WHEN we moved to MooTown, we swore that it was the last move we would ever make.
"They can cart us out of here in a box,” Rita said.
We didn't take into account that friends may also move and, being the type to be relied upon, we offered our help.
With the move scheduled for the Monday, we arrived back in Hooterville on Sunday to a home full of some 90 odd boxes.
So, here we are and I take a closer look at us all.
Here's Rita with her back injury sustained nearly ten years ago and which has never improved.
Here's Sandy with her lungs operating at well south of 50 per cent.
Here's Bobby with his cane to prop up his wobbly legs.
And then there's me.
Those of you that know me in the flesh also know that I'm pretty decrepit myself.
Indeed, our Tom and Nick's description of me as "mouldy bacon”, a play on Gra-ham, is becoming more accurate as the years pass.
But that's never stopped a man from doing what a man's gotta do!
The back's not too bad, having finally recovered from the swan dive I took off a ladder a few months back.
The lungs miraculously still work reasonably well after a lifetime of choofing, and I don't need a walking stick to prop up the extra 25kg hanging mostly around my gut.
I took it upon myself to move those boxes out onto the back patio.
Against Sandy's protestations that the removalists could do it the next day, I pointed out to her that it would only add to their time and hence expense.
So move them I did. Huffing, puffing and grunting with the occasional can of Jack Daniels for intestinal fortitude, by nightfall all were moved.
This is not to say that the others sat around and watched. Far from it. It was just that the heavy lifting was, by necessity, left to me.
Monday arrives and, possibly displaying some stupidity, I again moved all the boxes out onto the driveway for quick loading.
Unfortunately the removalists didn't arrive till three in the afternoon, shortly after which the new owners of the house arrived to move some of their possessions in.
"Would you mind just putting them in one room for now?” asked Rita, as we still had heavy gear to move.
"Not at all,” they responded, totally ignoring our request. Finally, after dark we arrived at Bob and Sandy's new home and with additional help from their daughter and granddaughter got unloaded in double quick time.
By 9pm the very last thing I had to do was put our bed for the night together. Changing its position was when the back went "ping”.
Now I'm looking more decrepit than the other three. One day I might learn my limitations.
Three visits to the chiro later and I'm sort of back to normal. On each of those visits he said to me how much better the back would be if I got rid of the front.

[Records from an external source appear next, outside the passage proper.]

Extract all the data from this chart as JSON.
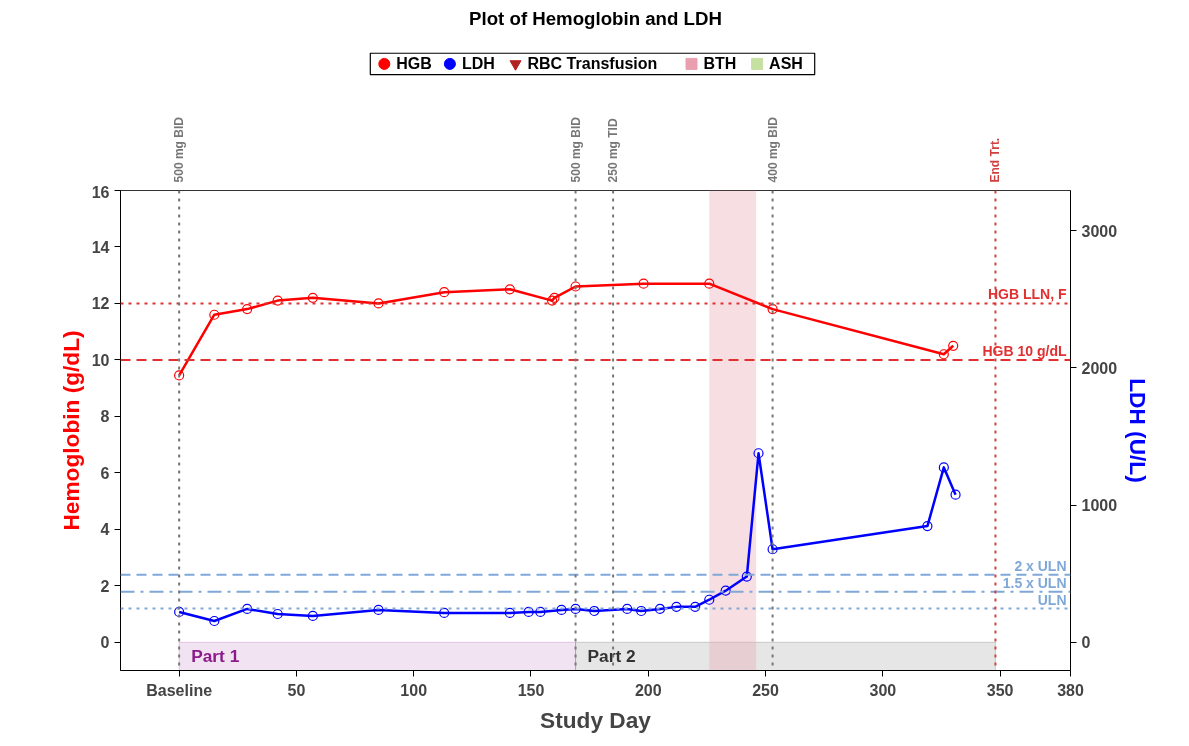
{
  "chart_data": {
    "type": "line",
    "title": "Plot of Hemoglobin and LDH",
    "xlabel": "Study Day",
    "ylabel": "Hemoglobin (g/dL)",
    "y2label": "LDH (U/L)",
    "xlim": [
      -25,
      380
    ],
    "xticks": [
      {
        "value": 0,
        "label": "Baseline"
      },
      50,
      100,
      150,
      200,
      250,
      300,
      350,
      380
    ],
    "ylim": [
      -1,
      16
    ],
    "yticks": [
      0,
      2,
      4,
      6,
      8,
      10,
      12,
      14,
      16
    ],
    "y2lim": [
      -206,
      3294
    ],
    "y2ticks": [
      0,
      1000,
      2000,
      3000
    ],
    "legend": "top",
    "grid": false,
    "series": [
      {
        "name": "HGB",
        "color": "#ff0000",
        "marker": "circle",
        "x": [
          0,
          15,
          29,
          42,
          57,
          85,
          113,
          141,
          159,
          160,
          169,
          198,
          226,
          253,
          326,
          330
        ],
        "values": [
          9.45,
          11.6,
          11.8,
          12.1,
          12.2,
          12.0,
          12.4,
          12.5,
          12.1,
          12.2,
          12.6,
          12.7,
          12.7,
          11.8,
          10.2,
          10.5
        ]
      },
      {
        "name": "LDH",
        "color": "#0000ff",
        "marker": "circle",
        "axis": "y2",
        "x": [
          0,
          15,
          29,
          42,
          57,
          85,
          113,
          141,
          149,
          154,
          163,
          169,
          177,
          191,
          197,
          205,
          212,
          220,
          226,
          233,
          242,
          247,
          253,
          319,
          326,
          331
        ],
        "values": [
          221,
          155,
          243,
          206,
          192,
          236,
          214,
          214,
          221,
          221,
          236,
          243,
          228,
          243,
          228,
          243,
          258,
          258,
          310,
          376,
          479,
          1378,
          678,
          847,
          1275,
          1076
        ]
      },
      {
        "name": "RBC Transfusion",
        "type": "scatter",
        "color": "#b22222",
        "marker": "triangle"
      },
      {
        "name": "BTH",
        "type": "area",
        "color": "#e8a0b0"
      },
      {
        "name": "ASH",
        "type": "area",
        "color": "#c5e0a0"
      }
    ],
    "ref_lines": [
      {
        "axis": "y",
        "value": 12,
        "label": "HGB LLN, F",
        "color": "#e03030",
        "line_style": "dotted"
      },
      {
        "axis": "y",
        "value": 10,
        "label": "HGB 10 g/dL",
        "color": "#e03030",
        "line_style": "dashed"
      },
      {
        "axis": "y2",
        "value": 492,
        "label": "2 x ULN",
        "color": "#7fa8d8",
        "line_style": "dashed"
      },
      {
        "axis": "y2",
        "value": 369,
        "label": "1.5 x ULN",
        "color": "#7fa8d8",
        "line_style": "dashdot"
      },
      {
        "axis": "y2",
        "value": 246,
        "label": "ULN",
        "color": "#7fa8d8",
        "line_style": "dotted"
      },
      {
        "axis": "x",
        "value": 0,
        "label": "500 mg BID",
        "color": "#777777",
        "line_style": "dotted"
      },
      {
        "axis": "x",
        "value": 169,
        "label": "500 mg BID",
        "color": "#777777",
        "line_style": "dotted"
      },
      {
        "axis": "x",
        "value": 185,
        "label": "250 mg TID",
        "color": "#777777",
        "line_style": "dotted"
      },
      {
        "axis": "x",
        "value": 253,
        "label": "400 mg BID",
        "color": "#777777",
        "line_style": "dotted"
      },
      {
        "axis": "x",
        "value": 348,
        "label": "End Trt.",
        "color": "#d04040",
        "line_style": "dotted"
      }
    ],
    "bands": [
      {
        "axis": "x",
        "from": 226,
        "to": 246,
        "color": "#e8a0b0"
      },
      {
        "axis": "x",
        "from": 0,
        "to": 169,
        "label": "Part 1",
        "color": "#8b1a8b"
      },
      {
        "axis": "x",
        "from": 169,
        "to": 348,
        "label": "Part 2",
        "color": "#333333"
      }
    ]
  }
}
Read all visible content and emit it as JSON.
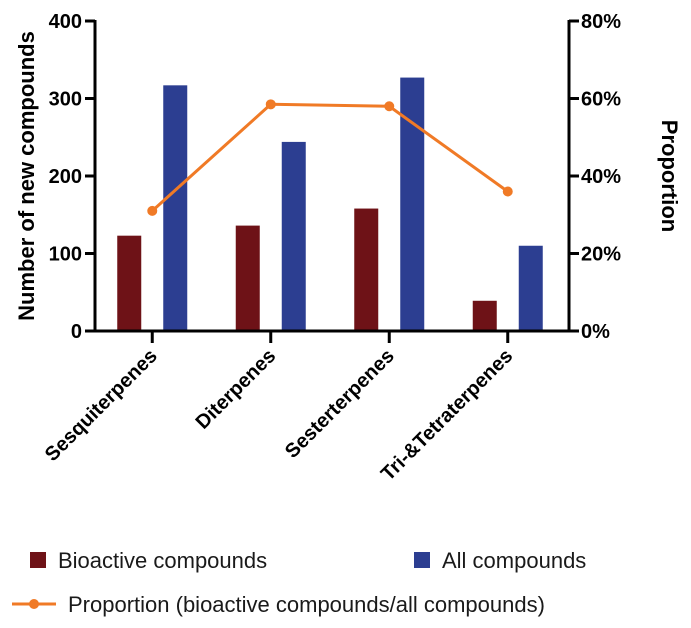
{
  "chart_data": {
    "type": "bar",
    "categories": [
      "Sesquiterpenes",
      "Diterpenes",
      "Sesterterpenes",
      "Tri-&Tetraterpenes"
    ],
    "series": [
      {
        "name": "Bioactive compounds",
        "values": [
          123,
          136,
          158,
          39
        ],
        "color": "#6e1217",
        "axis": "left"
      },
      {
        "name": "All compounds",
        "values": [
          317,
          244,
          327,
          110
        ],
        "color": "#2c3e91",
        "axis": "left"
      }
    ],
    "line_series": {
      "name": "Proportion (bioactive compounds/all compounds)",
      "values": [
        31,
        58.5,
        58,
        36
      ],
      "color": "#f07a26",
      "axis": "right"
    },
    "y_left": {
      "label": "Number of new compounds",
      "ylim": [
        0,
        400
      ],
      "ticks": [
        "0",
        "100",
        "200",
        "300",
        "400"
      ]
    },
    "y_right": {
      "label": "Proportion",
      "ylim": [
        0,
        80
      ],
      "ticks": [
        "0%",
        "20%",
        "40%",
        "60%",
        "80%"
      ]
    },
    "legend_placement": "bottom"
  }
}
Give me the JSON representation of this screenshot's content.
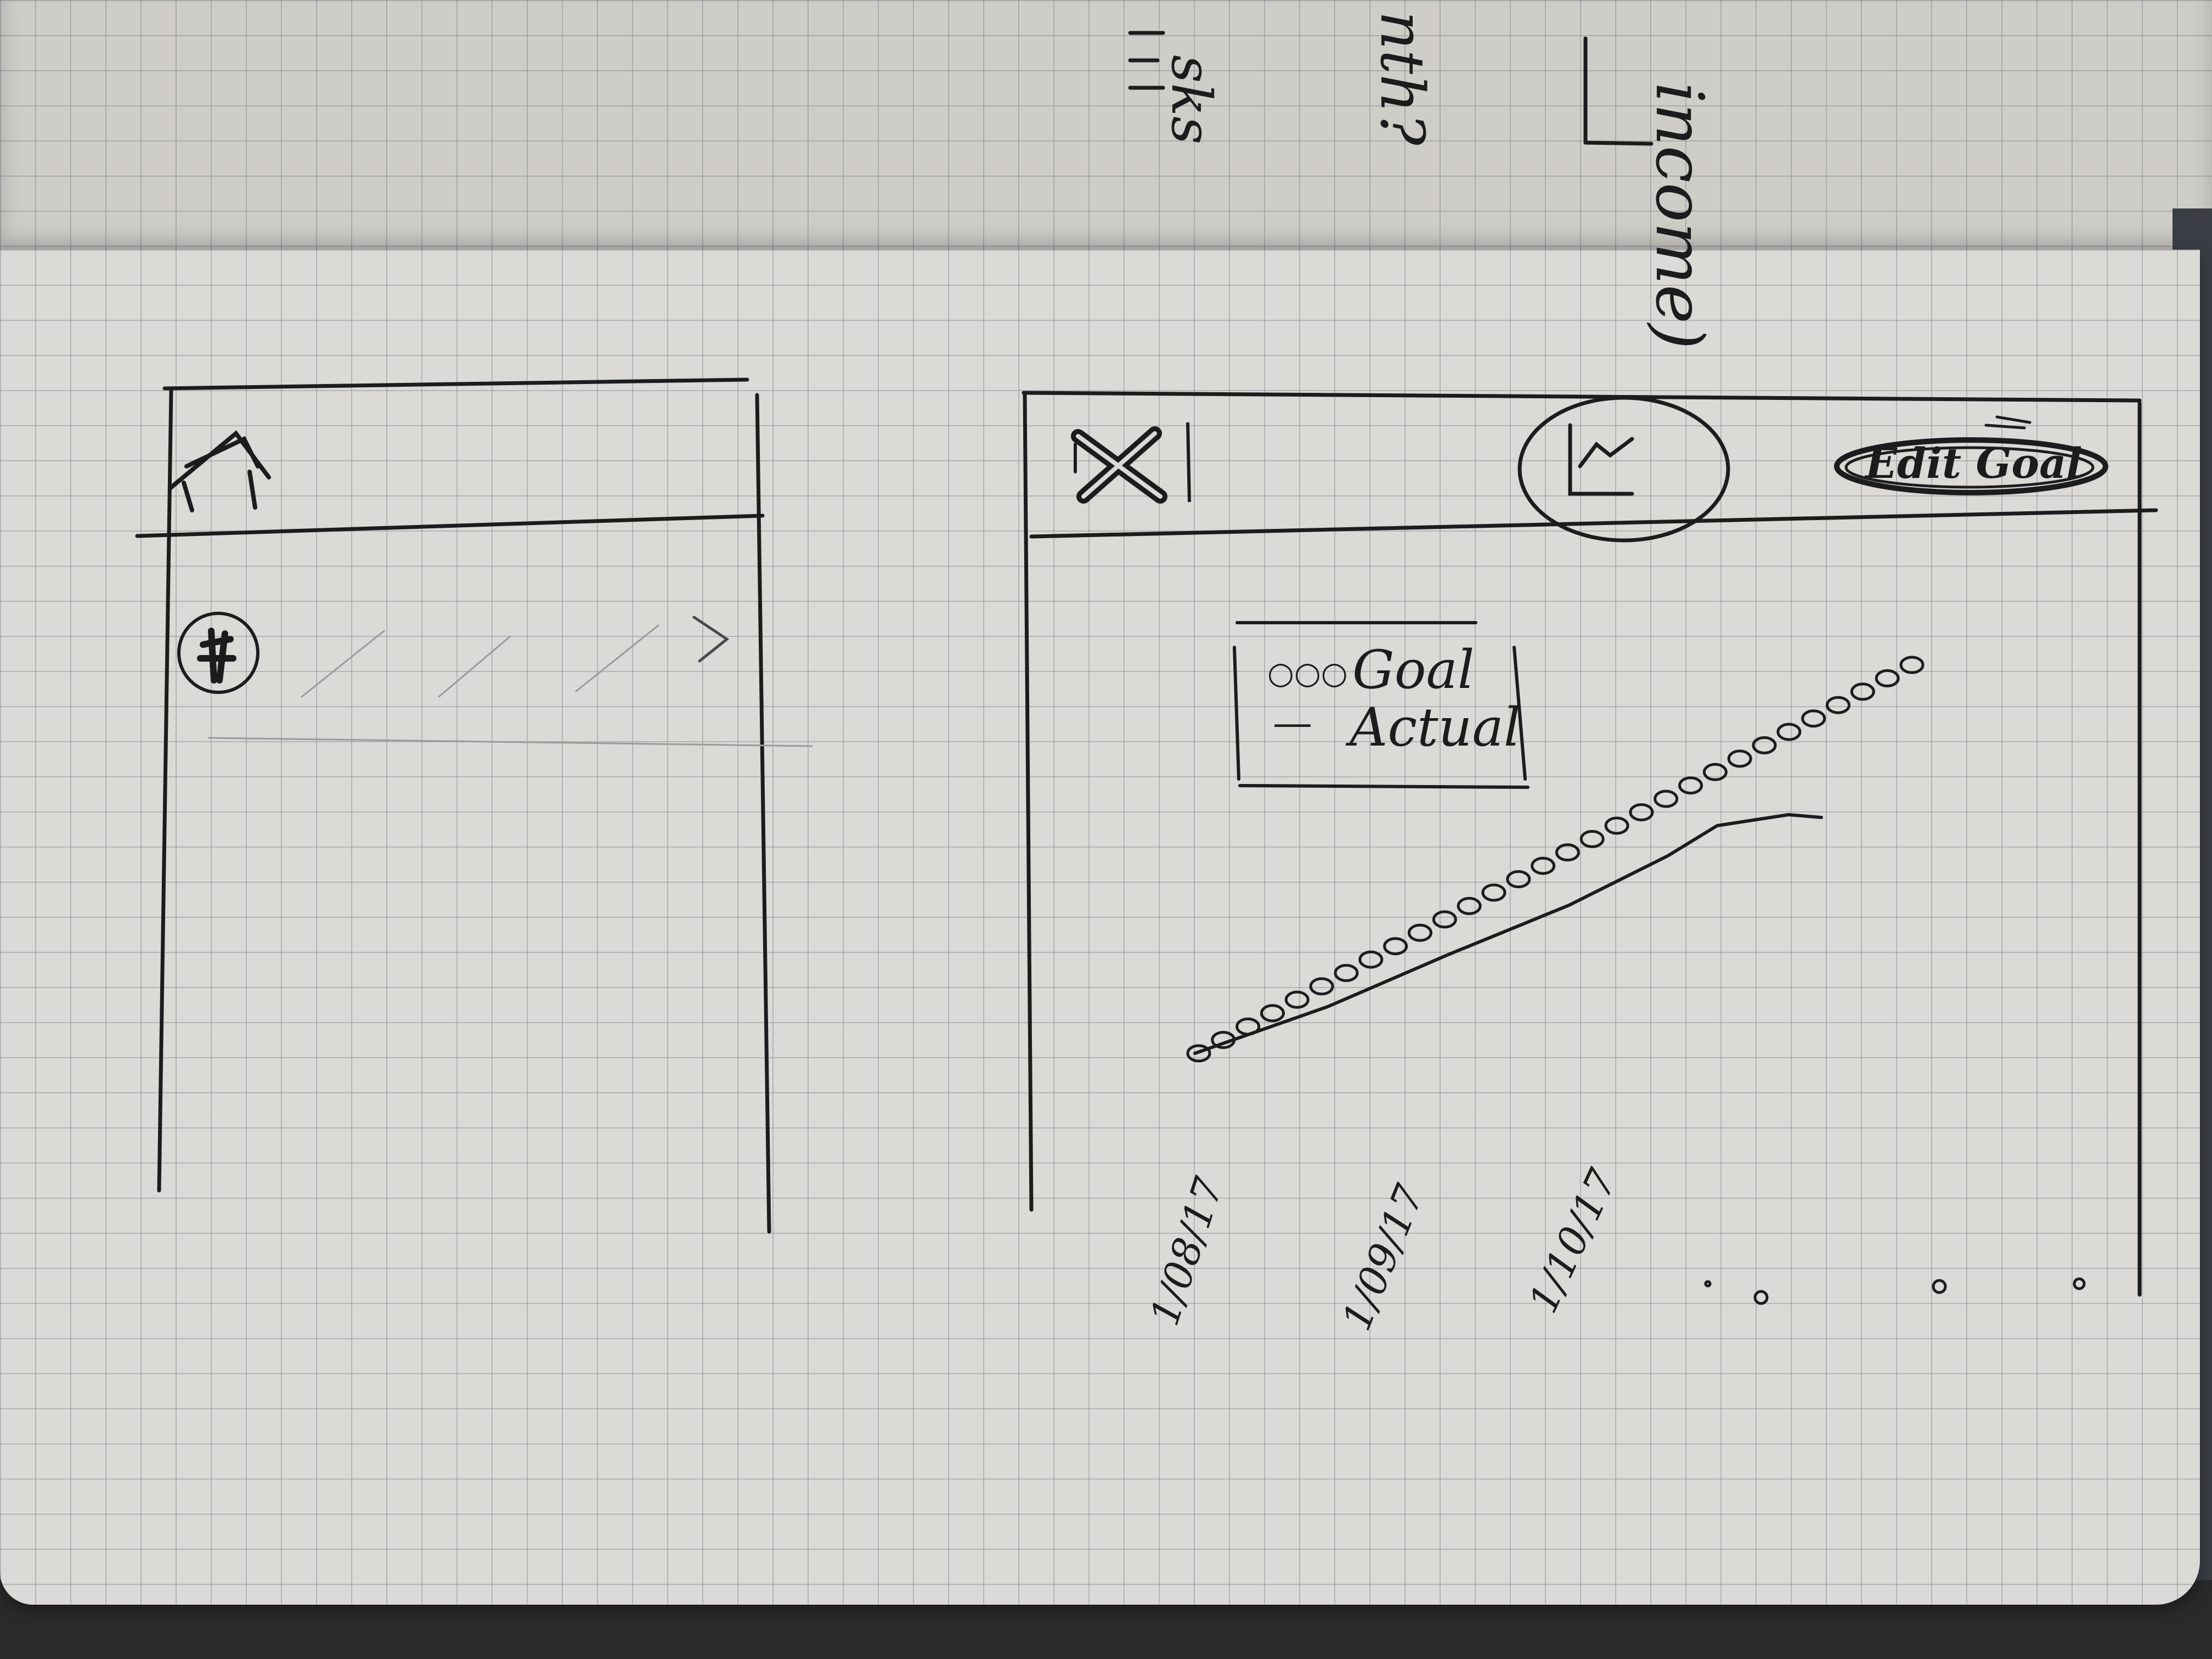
{
  "top_page_fragments": {
    "income_fragment": "income)",
    "month_fragment": "nth?",
    "tasks_fragment": "sks"
  },
  "wireframe_detail": {
    "legend": {
      "goal_marker": "○○○",
      "goal_label": "Goal",
      "actual_marker": "—",
      "actual_label": "Actual"
    },
    "edit_button_label": "Edit Goal",
    "x_ticks": [
      "1/08/17",
      "1/09/17",
      "1/10/17"
    ]
  },
  "chart_data": {
    "type": "line",
    "x": [
      "1/08/17",
      "1/09/17",
      "1/10/17"
    ],
    "series": [
      {
        "name": "Goal",
        "style": "dotted-circles"
      },
      {
        "name": "Actual",
        "style": "solid"
      }
    ]
  },
  "ink_color": "#1c1c1e",
  "paper_color": "#dcdad6"
}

That, together with the unspoken look of horror on my sister's face when she saw the increase in midriff spread since we'd last met and my good - and very constrained - mate, Don, gently suggesting that maybe we should go on a diet together, has finally conspired to make me - once again - go on a diet.
So this time I'm publicly announcing to you all that I'm doing just that.
Each column I'm going to finish with the usual "take care of you”, followed by my current weight.
If I go up I expect a bombardment of emails or text messages berating the crap out of me.
I also have a wedding to attend in August. Our Steve hooked up with us via Skype from London the other night to introduce us to his lady, Miki and to announce their engagement.
They will be flying home for the wedding and I'm NOT going to be The-Fat-Old-Father-Of-The Groom! I've a wardrobe of clothes that I haven't worn for years, and by geez I intend to get back into them.
So, when I made the decision to lose weight I was 104kg.
The following week I made 103kg.
The week after that I hit 101.
Stay tuned for my current weight.
At Don's insistence, Monday mornings are the weigh in, which make Sundays particularly miserable.
I've cut out bread and sweets, junk food and lollies.
Otherwise I just have small servings and so far it's working out OK.
I'm hoping I don't get sick of Cruskits with sweet chilli tuna and tomato for lunch every day. If we have lunch out I eat that for dinner instead. Coles are making a tuna fortune off me.
The next truck show I attend is I think, Alexandra, so pat me on the back or hit me with a bat. I'm counting on you all.